In most cases, women with Hydrosalpinx need in vitro fertilization (IVF) treatment to achieve pregnancy.
Recovery and risks of gynecologic Laparoscopy
Recovery from laparoscopy is generally quick, and usually only painkillers are administered to reduce or control pain during the days following surgery (much less than in open or conventional surgery).
A laparoscopy must be done under general anesthesia. The patient will wake up in the recovery room and may feel somewhat “sleepy”. During the days following the procedure, she may feel tired and have some discomfort, especially in the area around the incisions in the abdomen and navel.
If the procedure is minor, it is usually possible to resume daily activities within 48-72 hours after the procedure.
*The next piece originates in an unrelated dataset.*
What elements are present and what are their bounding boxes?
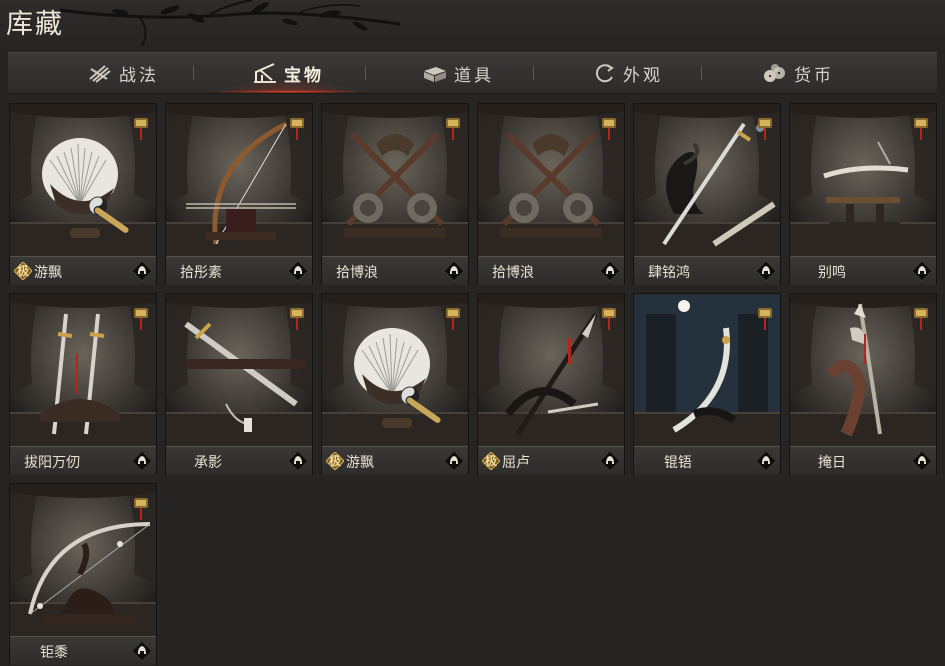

Some warning signs that indicate a need to see a doctor for complications with laparoscopy are fever, severe pain, vaginal bleeding, redness or discharge in the area of the incisions and fainting.
On the other hand, and like any other intervention, laparoscopy can cause some complications, although they are usually minimal.
Some of the risks are:
- Injuries to the bowel, bladder or ureters (largely conditioned by the patient’s previous status, mainly in patients with previous surgeries that usually have many adhesions and distortion of the pelvic anatomy or advanced stages of endometriosis).
- Adverse reaction to anesthesia.
- Infection or hematomas at the entry sites of the surgical instruments.
- Abdominal inflammation.
Laparoscopy is a safe, useful and minimally invasive technique, and its diagnostic and/or surgical application can have many benefits for female fertility.